JURUSAN PEMANFAATAN SUMBERDAYA PERAIRAN (PSP)

Semenjak berdiri tahun 1964 hingga 1996 Program Studi (PS) ini dinamakan PS-Teknologi Penangkapan Ikan. Setelah tahun 1996 diganti menjadi PS-Pemanfaatan Sumberdaya Perairan (PS-PSP). Pada akhir tahun 2002 berdasarkan Surat Keputusan Direktorat Jenderal Pendidikan Tinggi tertanggal 13 Desember 2002, Nomor : 58/DIKTI/2002 Program Studi PSP dikembangkan menjadi Jurusan PSP. Saat ini Jurusan PSP memiliki empat laboratorium untuk mendukung kompetensi lulusannya. Keempat laboratorium tersebut ialah Laboratorium Teknologi Penangkapan Ikan, Laboratorium Bahan dan Alat Penangkapan Ikan, Laboratorium Kapal Perikanan dan Laboratorium Daerah Penangkapan Ikan.

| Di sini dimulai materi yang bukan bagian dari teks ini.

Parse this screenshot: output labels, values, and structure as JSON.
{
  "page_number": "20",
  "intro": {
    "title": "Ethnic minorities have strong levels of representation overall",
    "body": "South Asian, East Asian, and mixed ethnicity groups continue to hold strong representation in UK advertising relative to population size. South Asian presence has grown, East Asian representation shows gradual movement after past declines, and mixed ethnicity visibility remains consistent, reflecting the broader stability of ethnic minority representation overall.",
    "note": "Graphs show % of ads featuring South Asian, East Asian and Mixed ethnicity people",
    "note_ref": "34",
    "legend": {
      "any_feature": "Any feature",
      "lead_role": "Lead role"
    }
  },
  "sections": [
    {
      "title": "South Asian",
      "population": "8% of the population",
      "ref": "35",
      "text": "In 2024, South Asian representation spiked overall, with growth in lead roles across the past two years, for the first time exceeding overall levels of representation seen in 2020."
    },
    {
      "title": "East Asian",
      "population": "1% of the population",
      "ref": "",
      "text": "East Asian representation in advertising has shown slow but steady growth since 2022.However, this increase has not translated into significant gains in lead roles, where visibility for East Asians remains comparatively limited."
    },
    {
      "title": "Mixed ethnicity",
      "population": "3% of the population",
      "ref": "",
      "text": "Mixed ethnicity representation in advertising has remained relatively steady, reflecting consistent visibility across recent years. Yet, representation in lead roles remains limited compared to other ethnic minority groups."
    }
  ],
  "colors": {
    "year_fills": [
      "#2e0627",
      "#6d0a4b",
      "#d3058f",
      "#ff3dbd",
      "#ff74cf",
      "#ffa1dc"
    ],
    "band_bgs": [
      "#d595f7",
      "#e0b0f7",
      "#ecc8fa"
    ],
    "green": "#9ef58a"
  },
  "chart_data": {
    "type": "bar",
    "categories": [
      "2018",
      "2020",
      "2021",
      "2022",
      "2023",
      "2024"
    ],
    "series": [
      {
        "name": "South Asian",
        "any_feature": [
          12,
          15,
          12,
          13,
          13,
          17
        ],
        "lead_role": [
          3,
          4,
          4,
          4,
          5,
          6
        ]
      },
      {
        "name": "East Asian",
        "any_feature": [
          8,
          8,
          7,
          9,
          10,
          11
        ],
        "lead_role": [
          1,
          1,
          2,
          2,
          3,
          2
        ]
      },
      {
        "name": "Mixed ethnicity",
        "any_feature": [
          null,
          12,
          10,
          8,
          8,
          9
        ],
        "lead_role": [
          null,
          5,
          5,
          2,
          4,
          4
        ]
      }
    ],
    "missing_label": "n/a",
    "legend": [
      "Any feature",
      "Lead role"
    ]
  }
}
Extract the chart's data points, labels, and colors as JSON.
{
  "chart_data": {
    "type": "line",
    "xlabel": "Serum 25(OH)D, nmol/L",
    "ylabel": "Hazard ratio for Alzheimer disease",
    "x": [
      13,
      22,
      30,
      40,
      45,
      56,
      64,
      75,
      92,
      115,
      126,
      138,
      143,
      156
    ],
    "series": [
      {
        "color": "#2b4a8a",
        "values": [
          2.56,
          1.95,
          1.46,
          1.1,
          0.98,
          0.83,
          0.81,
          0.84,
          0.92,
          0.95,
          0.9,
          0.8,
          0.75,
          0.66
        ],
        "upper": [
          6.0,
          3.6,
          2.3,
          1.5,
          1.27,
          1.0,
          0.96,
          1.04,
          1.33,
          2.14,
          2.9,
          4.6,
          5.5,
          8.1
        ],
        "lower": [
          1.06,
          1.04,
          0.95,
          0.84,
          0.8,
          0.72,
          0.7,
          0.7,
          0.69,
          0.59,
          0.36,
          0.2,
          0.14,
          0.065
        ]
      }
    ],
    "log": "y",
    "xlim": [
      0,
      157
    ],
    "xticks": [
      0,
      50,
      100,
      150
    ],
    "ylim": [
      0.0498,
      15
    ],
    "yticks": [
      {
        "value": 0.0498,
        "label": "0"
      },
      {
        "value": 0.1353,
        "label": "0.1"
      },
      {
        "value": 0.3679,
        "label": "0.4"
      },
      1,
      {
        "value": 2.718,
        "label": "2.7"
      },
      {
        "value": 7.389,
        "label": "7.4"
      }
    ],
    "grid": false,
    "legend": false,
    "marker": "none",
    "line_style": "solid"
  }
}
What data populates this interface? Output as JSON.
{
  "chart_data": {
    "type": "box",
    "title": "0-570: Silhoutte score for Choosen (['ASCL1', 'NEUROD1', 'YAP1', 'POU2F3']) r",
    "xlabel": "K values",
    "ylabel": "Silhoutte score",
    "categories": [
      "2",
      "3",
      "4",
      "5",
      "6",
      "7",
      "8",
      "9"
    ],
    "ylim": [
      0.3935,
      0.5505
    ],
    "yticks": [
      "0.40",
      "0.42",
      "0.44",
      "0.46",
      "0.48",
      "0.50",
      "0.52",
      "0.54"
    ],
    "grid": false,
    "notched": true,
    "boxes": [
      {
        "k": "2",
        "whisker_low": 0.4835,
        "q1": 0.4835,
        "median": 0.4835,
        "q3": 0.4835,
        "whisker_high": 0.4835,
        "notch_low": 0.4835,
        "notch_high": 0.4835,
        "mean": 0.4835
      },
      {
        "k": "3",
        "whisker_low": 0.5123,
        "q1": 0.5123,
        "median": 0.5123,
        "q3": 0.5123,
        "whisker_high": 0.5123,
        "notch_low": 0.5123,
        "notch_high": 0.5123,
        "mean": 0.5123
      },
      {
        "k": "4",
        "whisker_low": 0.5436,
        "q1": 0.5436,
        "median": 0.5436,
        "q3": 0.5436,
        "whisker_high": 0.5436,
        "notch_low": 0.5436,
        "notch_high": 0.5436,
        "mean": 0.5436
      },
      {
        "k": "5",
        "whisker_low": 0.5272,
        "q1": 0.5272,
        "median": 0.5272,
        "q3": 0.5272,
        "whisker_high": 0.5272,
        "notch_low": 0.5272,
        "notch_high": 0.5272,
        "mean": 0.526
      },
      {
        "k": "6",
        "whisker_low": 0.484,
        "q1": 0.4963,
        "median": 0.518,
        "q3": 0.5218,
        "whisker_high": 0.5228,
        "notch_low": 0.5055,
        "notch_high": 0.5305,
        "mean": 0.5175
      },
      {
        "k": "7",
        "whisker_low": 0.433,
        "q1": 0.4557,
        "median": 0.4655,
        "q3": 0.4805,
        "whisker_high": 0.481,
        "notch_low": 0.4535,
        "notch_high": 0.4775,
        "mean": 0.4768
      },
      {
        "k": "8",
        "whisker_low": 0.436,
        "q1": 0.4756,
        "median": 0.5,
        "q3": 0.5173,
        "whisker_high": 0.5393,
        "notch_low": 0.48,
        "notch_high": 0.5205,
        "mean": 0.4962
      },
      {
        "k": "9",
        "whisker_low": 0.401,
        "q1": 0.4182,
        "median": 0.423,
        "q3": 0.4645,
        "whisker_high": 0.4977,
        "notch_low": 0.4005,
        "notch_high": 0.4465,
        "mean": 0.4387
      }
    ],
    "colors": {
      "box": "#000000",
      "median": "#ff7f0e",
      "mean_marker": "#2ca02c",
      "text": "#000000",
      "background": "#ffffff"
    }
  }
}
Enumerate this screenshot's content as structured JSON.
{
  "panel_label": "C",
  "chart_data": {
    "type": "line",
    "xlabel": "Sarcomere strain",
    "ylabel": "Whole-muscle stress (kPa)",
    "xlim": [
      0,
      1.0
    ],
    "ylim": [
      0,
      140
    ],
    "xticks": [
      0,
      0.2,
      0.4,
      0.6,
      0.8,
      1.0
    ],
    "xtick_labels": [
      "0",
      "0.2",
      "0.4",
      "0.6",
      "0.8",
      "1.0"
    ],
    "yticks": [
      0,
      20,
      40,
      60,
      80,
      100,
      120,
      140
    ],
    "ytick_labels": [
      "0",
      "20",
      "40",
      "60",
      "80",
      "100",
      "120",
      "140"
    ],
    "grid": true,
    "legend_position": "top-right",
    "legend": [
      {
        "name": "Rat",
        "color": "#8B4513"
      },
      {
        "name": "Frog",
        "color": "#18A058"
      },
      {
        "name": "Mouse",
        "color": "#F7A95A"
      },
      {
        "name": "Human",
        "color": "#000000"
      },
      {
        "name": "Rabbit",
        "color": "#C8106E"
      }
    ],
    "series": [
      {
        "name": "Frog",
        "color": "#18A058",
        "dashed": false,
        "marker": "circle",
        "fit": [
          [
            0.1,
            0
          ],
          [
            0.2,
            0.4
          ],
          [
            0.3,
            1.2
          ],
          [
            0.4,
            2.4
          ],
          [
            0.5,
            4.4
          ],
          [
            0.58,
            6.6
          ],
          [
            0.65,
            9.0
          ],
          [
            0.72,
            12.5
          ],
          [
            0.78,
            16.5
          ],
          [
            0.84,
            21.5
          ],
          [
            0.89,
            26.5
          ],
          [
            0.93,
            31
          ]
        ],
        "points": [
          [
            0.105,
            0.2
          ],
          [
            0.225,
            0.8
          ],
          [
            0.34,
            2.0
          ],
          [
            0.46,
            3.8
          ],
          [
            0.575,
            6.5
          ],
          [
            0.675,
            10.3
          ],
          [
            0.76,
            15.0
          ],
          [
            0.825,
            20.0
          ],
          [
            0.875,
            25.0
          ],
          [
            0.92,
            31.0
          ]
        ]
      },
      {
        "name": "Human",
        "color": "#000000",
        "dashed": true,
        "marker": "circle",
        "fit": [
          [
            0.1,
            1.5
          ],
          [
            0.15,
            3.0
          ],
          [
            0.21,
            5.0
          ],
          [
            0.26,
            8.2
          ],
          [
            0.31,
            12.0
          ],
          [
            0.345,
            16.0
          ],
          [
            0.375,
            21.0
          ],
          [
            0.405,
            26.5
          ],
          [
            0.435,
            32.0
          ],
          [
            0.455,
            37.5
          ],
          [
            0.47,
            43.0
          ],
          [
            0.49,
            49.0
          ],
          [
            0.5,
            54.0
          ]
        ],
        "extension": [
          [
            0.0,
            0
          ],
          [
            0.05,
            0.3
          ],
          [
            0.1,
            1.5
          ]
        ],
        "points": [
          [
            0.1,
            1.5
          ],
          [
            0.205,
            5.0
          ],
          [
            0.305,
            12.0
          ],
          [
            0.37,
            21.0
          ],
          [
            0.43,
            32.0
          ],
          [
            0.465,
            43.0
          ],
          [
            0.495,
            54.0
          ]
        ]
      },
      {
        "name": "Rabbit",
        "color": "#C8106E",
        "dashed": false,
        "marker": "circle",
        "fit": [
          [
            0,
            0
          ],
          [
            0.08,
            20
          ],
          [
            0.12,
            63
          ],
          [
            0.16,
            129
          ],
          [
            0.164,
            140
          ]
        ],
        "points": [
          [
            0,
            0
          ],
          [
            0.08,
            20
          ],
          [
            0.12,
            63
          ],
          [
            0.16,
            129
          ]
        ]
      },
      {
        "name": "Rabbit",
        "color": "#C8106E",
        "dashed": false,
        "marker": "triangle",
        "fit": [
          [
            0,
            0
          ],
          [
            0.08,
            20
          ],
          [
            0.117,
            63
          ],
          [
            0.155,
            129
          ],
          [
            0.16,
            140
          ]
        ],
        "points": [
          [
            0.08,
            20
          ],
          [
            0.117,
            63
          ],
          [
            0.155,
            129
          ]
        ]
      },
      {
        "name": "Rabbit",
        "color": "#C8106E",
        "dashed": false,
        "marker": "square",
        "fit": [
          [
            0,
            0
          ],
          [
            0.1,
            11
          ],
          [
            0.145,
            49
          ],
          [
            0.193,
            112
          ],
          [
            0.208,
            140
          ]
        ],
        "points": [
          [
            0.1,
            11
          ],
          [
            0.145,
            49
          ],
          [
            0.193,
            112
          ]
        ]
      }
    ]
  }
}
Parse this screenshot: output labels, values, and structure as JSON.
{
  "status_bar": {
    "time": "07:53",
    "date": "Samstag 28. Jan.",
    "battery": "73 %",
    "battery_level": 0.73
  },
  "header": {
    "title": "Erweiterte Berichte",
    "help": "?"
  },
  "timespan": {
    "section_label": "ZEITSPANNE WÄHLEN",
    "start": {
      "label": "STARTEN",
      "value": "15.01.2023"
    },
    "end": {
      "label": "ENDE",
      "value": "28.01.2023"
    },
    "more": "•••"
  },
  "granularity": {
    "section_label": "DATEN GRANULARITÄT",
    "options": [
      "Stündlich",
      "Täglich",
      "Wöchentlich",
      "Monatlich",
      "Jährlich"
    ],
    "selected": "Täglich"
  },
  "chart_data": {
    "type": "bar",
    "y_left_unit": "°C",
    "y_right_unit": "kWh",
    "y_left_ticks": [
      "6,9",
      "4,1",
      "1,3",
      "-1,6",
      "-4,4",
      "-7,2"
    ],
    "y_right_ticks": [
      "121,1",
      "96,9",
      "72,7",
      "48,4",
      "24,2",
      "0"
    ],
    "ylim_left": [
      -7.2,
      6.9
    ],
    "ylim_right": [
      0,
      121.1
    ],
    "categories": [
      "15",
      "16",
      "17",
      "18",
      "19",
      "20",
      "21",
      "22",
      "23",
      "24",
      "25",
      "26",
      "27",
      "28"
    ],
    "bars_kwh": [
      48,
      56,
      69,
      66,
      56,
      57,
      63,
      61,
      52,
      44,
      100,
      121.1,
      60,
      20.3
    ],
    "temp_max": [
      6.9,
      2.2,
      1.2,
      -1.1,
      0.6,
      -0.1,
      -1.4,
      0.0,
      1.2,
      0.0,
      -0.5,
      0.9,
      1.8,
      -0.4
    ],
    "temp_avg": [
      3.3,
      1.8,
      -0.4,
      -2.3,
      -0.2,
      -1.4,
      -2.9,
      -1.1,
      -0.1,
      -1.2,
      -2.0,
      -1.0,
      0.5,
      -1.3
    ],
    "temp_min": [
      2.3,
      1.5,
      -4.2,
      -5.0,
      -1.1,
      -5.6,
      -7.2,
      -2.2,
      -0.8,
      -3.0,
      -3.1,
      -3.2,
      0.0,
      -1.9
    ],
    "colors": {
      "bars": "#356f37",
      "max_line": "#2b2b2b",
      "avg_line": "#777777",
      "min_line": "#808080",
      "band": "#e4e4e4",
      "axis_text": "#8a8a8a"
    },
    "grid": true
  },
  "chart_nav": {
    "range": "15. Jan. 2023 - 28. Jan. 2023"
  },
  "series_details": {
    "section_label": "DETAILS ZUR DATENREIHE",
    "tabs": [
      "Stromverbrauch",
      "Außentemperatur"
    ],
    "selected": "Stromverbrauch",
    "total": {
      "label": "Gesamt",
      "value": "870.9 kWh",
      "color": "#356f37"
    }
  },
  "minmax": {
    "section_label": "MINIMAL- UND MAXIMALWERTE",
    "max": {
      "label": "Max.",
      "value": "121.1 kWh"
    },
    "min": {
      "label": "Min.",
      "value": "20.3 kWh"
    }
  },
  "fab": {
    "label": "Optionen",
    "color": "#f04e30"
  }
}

Keberadaan Jurusan PSP difokuskan untuk menyediahkan tenaga kerja sarjana yang memiliki keahlian dalam bidang perikanan tangkap yang mampu menghadapi tantangan dan trend pembangunan perikanan dimasa yang akan datang, baik di tingkat Nasional maupun di dunia Internasional.

Tantangan pembangunan perikanan dimasa akan datang diperkirakan akan dipengaruhi oleh arus globalisasi dalam teknologi, informasi, sumberdaya manusia serta isu-isu global lain seperti:

  • Penerapan “Code of conduct for responsible fisheries”.
  • ISO 9000, ISO 9002, dan ISO 14000.
  • Kesepakatan-kesepakatan Internasional (seperti WTO, AFTA, NAFTA, MEE, dan lain-lain).
  • Property rigth isue, labour isue, dan sebagainya.
  • Disamping “global issue” di atas pembangunan perikanan Indonesia diperkirakan akan diarahkan pada suatu “perikanan berbudaya industri” melalui pengembangan wawasan agrobisnis perikanan.
  • Dikeluarkanya konsep perikanan dan kelautan sebagai unggulan Universitas Riau di wilayah A (Sumatera dan Kalimantan Barat), yang berarti sebagai pusat utama dalam memajukan ilmu, teknologi dan rekayasa serta pengelolaan perikanan dan kelautan bagi kesejahteraan bangsa dan umat manusia (Ahmad, 1999).
  • Perubahan nama Fakultas Perikanan menjadi Fakultas Perikanan dan Ilmu Kelautan Universitas Riau.
  • Luasnya Perairan Laut Indonesia, khususnya wilayah A (Sumatera dan Kalimantan Barat) yang membutuhkan SDM yang dapat mengelolah dan memanfaatkan sumberdaya hayati laut secara optimal. Untuk itu Jurusan Pemanfaatan Sumberdaya Perairan sudah seharusnya mengambil langkah antisipasi yang perlu ditempuh.